Especialistas en el tratamiento de la
adicción a los videojuegos

Tratamiento de la adicción a videojuegos: el diagnóstico que nadie hace antes de empezar

Los tratamientos de adicción para los videojuegos fracasan con una frecuencia que el sector prefiere no cuantificar. Rara vez falla la terapia en sí, las hay eficaces y con respaldo científico, pero un diagnóstico previo no detectado, convierte toda la intervención posterior en un ejercicio incompleto. Se ataca el síntoma visible, el uso compulsivo de pantallas, sin investigar por qué el paciente necesitaba refugiarse en ellas.

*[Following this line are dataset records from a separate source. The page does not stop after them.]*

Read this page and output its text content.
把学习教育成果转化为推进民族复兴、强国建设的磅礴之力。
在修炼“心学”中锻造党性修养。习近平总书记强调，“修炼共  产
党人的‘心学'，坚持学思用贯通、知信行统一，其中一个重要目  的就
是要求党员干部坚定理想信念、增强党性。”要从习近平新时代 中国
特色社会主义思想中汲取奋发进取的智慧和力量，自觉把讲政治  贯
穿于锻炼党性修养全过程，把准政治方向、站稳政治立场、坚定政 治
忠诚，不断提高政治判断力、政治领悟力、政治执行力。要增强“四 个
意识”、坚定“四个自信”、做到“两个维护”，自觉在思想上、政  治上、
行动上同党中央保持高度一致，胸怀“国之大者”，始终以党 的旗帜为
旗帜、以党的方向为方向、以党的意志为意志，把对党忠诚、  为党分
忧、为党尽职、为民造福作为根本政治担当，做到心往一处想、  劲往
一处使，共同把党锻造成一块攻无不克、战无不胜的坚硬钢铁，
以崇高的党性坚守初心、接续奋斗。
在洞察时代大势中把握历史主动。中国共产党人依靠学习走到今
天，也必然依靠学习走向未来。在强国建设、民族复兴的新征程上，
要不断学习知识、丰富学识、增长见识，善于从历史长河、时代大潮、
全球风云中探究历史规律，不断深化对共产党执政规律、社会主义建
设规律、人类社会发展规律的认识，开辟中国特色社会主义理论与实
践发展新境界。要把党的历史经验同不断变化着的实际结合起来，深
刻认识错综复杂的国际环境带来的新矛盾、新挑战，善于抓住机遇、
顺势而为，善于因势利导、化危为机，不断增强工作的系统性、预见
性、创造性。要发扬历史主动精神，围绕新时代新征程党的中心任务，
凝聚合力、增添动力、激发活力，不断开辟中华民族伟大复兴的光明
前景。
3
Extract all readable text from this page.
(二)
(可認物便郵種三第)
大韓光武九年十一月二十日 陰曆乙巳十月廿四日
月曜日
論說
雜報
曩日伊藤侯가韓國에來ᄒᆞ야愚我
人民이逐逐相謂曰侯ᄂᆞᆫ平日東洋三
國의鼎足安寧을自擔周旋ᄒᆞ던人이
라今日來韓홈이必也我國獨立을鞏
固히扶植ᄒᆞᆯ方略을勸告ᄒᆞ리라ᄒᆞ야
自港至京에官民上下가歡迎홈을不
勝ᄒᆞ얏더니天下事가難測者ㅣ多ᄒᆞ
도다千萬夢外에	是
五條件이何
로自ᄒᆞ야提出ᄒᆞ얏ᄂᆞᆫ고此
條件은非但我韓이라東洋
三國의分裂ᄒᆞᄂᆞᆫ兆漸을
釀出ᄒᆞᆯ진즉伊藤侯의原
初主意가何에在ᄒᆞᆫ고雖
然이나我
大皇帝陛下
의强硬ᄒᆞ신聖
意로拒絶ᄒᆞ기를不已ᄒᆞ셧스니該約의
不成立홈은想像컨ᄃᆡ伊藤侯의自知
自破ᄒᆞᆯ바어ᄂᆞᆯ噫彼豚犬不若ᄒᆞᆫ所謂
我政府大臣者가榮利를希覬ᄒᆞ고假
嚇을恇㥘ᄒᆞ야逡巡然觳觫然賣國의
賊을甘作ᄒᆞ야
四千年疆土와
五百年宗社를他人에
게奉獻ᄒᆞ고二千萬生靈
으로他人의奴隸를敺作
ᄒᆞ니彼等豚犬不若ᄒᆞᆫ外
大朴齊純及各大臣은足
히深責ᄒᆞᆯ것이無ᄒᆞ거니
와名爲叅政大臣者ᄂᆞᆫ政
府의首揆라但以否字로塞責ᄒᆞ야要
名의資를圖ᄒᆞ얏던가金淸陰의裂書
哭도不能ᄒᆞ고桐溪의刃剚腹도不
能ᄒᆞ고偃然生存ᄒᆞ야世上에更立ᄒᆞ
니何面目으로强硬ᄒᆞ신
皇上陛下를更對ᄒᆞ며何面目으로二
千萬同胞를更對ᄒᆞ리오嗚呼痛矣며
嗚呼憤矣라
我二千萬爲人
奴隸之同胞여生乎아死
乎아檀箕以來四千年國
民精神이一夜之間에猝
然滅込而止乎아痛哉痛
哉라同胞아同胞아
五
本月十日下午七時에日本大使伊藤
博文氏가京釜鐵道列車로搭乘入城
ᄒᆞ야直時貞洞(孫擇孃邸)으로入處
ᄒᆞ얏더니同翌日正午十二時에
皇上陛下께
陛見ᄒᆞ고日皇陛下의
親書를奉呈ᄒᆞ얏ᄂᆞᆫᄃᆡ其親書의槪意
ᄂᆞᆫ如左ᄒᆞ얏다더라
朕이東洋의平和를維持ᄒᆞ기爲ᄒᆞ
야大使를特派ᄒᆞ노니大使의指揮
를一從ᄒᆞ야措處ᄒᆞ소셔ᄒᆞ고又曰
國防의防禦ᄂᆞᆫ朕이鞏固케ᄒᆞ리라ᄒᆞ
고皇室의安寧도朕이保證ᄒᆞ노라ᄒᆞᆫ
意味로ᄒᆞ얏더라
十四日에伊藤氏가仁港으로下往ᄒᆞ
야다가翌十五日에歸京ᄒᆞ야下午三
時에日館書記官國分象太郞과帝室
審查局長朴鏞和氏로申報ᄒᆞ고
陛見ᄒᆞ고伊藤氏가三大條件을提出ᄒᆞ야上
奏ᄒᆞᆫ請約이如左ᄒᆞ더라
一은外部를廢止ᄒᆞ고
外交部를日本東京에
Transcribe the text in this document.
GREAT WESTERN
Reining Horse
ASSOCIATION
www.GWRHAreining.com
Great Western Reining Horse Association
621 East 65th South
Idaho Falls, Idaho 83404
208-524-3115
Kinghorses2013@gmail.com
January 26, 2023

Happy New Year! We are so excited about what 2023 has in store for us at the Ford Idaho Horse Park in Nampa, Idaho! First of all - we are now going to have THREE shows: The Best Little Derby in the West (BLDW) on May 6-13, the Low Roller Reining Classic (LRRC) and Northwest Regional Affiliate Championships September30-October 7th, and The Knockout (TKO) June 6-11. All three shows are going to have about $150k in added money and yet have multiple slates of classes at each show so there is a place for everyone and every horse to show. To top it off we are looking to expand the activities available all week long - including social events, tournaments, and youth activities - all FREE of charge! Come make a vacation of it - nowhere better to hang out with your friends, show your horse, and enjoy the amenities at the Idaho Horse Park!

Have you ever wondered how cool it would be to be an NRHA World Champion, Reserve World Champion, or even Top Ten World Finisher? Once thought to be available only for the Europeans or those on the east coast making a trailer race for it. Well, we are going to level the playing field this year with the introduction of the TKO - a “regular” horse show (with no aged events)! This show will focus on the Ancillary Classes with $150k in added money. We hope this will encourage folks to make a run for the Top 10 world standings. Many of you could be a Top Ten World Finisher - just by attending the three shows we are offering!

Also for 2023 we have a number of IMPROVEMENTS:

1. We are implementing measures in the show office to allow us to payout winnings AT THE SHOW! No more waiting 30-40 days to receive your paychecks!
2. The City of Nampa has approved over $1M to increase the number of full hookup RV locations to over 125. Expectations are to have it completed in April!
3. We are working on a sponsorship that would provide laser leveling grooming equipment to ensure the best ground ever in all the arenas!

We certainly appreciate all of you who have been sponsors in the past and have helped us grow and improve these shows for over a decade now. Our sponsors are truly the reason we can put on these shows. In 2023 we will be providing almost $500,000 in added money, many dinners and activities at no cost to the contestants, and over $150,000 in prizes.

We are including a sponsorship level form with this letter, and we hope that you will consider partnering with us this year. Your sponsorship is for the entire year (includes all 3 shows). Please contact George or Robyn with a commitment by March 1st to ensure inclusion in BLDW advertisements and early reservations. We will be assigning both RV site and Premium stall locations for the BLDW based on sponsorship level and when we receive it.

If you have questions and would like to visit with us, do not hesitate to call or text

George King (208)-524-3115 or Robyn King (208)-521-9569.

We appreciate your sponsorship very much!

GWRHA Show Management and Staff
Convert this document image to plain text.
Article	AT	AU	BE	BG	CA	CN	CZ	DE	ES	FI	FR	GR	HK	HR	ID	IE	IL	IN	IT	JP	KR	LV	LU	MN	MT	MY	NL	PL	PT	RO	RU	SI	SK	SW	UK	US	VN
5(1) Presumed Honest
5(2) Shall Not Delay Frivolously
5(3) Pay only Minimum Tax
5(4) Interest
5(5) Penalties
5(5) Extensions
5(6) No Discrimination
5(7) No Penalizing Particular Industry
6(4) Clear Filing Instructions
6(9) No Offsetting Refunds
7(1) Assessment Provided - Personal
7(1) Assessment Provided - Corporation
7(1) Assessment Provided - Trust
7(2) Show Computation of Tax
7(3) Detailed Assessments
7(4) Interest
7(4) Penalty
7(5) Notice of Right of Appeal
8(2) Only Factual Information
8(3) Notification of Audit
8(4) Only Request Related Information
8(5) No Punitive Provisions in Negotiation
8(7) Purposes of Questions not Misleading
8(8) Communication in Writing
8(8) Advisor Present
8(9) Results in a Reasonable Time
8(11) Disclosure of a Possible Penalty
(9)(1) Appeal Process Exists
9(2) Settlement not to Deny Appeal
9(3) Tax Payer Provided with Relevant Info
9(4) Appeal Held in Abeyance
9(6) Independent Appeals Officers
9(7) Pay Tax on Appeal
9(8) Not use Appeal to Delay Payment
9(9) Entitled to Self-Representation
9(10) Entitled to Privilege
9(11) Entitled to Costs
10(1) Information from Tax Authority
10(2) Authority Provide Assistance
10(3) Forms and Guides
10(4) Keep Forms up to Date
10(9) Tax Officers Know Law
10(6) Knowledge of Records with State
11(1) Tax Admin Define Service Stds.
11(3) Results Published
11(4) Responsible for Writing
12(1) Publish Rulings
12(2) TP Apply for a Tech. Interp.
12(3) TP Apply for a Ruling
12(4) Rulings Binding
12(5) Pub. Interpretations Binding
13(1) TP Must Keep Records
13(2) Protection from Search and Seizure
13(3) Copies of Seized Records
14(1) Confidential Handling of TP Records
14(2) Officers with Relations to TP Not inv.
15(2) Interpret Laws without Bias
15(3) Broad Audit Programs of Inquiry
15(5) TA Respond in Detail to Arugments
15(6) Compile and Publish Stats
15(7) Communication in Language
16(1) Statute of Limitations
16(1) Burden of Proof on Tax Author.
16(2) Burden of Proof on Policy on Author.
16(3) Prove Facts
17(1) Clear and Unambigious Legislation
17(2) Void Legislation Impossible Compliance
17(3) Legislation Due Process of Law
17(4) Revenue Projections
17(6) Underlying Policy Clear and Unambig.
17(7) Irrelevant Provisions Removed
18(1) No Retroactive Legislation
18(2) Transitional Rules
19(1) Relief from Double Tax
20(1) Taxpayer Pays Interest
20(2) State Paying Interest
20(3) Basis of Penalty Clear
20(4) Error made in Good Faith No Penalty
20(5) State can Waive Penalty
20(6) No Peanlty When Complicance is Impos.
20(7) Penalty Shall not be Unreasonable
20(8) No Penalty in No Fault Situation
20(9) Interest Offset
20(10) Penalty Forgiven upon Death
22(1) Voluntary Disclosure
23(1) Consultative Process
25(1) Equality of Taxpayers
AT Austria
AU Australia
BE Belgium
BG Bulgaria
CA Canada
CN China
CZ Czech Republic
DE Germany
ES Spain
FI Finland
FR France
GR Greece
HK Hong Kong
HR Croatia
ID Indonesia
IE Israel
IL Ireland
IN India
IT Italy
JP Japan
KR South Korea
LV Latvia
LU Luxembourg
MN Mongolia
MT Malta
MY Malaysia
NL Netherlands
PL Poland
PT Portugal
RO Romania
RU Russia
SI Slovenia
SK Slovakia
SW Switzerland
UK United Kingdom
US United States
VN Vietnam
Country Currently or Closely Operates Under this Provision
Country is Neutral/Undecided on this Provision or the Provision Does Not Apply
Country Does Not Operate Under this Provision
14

¿Qué ocurre cuando un centro aplica un protocolo estándar a un adolescente que juega catorce horas diarias sin explorar si detrás de esas catorce horas hay un TDAH sin diagnosticar, una ansiedad social que hace el mundo real intolerable o un episodio depresivo que nadie detectó? Ocurre exactamente lo que los datos clínicos documentan: mejora temporal seguida de recaída.

Reconocer que algo existe no garantiza saber abordarlo. La OMS incluyó el gaming disorder en la CIE-11 hace más de un lustro, y sin embargo la falta de evaluación integral antes de intervenir sigue siendo la norma, no la excepción. Lo que sigue desmonta la secuencia terapéutica que funciona y expone la que no cuando el juego compulsivo se convierte en un problema clínico real.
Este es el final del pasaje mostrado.